16. Dezember 1851: Ich bin so vergnügt, daß sich das Schlüsselchen zu meinem Tagebuch wiedergefunden hat. Ich war in großer Angst darum.

24. Januar 1852: Heute gingen wir erstmalig über die schöne neue Eisenbahnbrücke (3), wir waren ganz entzückt daran. Die Lößnitzer Hänge nehmen sich so hübsch von der Brücke betrachtet aus.

20. März 1852: Das Wetter war so schön, daß wir einen Spaziergang nach Loschwitz der Unterrichtsstunde von Madame Lößnitzer  vor­zogen, was gar nicht zu verwundern ist. Denn die Sehnsucht, bald ganz nach Loschwitz zu gehen ist so lebhaft in mir erwacht.

Der Waldschlößchenblick, Originalzeichnung von Maria geb. von Gutschmid ca. 1880, links „Antons“, unter der Frauenkirche die neue Albertbrücke. Abbildung: Sammlung K.-L. Hoch

Der Waldschlößchenblick, Originalzeichnung von Maria geb. von Gutschmid ca. 1880, links „Antons“, unter der Frauenkirche die neue Albertbrücke.
Abbildung: Sammlung K.-L. Hoch

8. April 1852: Heinrich Treitschke (4) hat sich während des Studiums sehr zu seinem Vorteil verändert, sein ganzes Benehmen ist an­ge­nehmer, der Dialekt, den er sich angewöhnt hat, entzückt uns alle!

19. April 1852: Wir können wirklich froh sein, daß wir wieder gesund zu Hause sind, denn bei der Illumination der neuen Brücke war ein Gedränge, wie ich es noch nie erlebt habe. Ich armes Wesen verlor die Meinigen in der Menschenmenge und mußt allein nach Hause gehen. Ich beweine meinen Überschuh, der wahrscheinlich zer­treten, zerquetscht auf der Brücke oder in der Elbe liegt.

18. April 1852: Ach, wie freue ich mich auf Loschwitz, wo man nicht auf Pflaster zwischen Häusern, sondern in der herrlichen freien Natur leben und wandern kann.

22. Mai 1852: Wie gut, daß wir heute nicht die weite Wanderung nach Meissen machten bei der Hitze und so viel Staub. Fünf Stunden zu Fuß laufen ist nicht angenehm – besser in dem lieben schönen Loschwitz bleiben!
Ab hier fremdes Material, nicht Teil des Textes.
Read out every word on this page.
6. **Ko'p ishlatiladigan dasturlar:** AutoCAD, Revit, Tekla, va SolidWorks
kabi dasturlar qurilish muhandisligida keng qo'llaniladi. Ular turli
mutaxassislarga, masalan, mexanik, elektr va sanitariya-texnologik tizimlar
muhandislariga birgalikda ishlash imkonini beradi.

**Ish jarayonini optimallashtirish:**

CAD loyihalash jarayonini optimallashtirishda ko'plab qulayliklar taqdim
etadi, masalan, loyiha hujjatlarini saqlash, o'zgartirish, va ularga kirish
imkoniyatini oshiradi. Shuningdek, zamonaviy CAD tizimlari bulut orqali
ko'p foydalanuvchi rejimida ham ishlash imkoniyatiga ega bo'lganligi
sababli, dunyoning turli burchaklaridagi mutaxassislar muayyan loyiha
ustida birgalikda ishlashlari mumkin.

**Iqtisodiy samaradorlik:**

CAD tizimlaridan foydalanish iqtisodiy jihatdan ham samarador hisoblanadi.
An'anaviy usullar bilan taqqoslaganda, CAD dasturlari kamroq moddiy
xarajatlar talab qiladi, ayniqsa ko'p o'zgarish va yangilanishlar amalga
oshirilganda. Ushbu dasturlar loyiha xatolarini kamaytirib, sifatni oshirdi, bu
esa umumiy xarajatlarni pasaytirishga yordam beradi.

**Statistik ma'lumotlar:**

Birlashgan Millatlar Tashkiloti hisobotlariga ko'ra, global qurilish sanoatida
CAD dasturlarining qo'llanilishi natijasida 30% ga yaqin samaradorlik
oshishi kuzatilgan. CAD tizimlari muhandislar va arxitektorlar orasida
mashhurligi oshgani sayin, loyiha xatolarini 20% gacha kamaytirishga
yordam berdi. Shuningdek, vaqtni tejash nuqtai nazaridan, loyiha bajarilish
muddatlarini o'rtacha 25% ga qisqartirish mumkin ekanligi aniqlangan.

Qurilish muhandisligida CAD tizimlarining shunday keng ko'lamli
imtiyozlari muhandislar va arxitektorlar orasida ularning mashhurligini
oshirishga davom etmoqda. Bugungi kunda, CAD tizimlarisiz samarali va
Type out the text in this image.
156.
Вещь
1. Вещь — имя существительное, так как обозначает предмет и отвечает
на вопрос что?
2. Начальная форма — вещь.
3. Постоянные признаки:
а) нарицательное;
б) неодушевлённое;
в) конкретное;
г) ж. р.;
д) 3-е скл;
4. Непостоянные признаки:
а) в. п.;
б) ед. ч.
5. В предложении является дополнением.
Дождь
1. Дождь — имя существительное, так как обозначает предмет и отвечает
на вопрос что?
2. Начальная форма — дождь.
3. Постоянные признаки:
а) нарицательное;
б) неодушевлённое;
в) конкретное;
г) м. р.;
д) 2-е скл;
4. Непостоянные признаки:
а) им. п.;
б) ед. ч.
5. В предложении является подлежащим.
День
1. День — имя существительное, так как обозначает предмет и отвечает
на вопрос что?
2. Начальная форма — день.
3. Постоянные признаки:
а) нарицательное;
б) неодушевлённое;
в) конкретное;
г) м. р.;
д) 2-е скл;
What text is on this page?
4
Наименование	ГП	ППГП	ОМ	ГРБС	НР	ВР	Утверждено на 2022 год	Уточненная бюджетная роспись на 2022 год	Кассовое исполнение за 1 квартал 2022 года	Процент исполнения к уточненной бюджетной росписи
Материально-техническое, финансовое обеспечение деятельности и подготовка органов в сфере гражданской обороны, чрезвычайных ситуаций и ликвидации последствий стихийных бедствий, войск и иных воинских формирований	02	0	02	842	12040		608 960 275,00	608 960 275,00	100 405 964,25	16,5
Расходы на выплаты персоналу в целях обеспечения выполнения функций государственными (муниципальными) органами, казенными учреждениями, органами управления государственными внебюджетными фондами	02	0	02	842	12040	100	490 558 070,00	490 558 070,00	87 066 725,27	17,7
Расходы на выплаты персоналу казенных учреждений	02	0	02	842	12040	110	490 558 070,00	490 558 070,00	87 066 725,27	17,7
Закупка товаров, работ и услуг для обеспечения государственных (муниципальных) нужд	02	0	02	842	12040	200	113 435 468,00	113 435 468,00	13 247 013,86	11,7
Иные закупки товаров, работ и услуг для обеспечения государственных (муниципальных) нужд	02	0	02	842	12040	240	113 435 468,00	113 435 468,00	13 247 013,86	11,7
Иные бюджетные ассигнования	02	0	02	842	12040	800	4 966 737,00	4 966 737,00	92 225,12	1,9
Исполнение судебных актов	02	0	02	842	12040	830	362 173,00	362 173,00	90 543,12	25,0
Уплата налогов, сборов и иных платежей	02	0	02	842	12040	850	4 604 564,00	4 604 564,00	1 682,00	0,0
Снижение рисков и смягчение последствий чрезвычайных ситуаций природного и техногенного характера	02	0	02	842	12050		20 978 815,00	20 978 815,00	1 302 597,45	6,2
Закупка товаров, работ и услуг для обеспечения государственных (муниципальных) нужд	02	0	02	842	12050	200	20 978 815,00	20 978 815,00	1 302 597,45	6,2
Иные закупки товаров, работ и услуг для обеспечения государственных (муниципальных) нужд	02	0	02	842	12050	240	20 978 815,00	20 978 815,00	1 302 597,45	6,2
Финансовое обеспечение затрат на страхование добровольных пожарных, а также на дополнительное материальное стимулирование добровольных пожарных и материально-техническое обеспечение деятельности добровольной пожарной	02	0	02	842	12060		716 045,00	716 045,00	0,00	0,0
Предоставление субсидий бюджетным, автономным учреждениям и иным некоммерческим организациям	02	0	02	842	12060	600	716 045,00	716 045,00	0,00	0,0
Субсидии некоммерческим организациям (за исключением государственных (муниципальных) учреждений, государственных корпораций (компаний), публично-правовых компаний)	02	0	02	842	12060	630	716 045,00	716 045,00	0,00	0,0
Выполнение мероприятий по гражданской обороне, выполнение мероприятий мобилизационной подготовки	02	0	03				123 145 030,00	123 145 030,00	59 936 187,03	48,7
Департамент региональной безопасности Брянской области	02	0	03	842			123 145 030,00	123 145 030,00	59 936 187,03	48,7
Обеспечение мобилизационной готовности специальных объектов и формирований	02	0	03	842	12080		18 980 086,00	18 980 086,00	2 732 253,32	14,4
14. Juni 1852: Heute wurde eine Parthie auf den Porsberg veranstaltet. Die Luft war rein und klar, dadurch die Aussicht herrlich. Auf dem Dampfschiff rückzu beobachtete ich ein Liebespaar, wie ein junger schöner Mann einem Mädchen die Cour machte. Er beugte sich zu ihr und suchte einen Blick zu erhaschen, er bat sie um eine Blume aus ihrem Strauß und suchte durch List eine solche zu erobern, da ihm seine Bitte abgeschlagen wurde.

23. August 1852: Solange mir die beim preussischen Palais (5) arbeitenden Maler nicht zu nahe kommen, amüsiert es mich eigentlich, wie sie sich vergeblich bemühen, meine Aufmerksamkeit zu erregen.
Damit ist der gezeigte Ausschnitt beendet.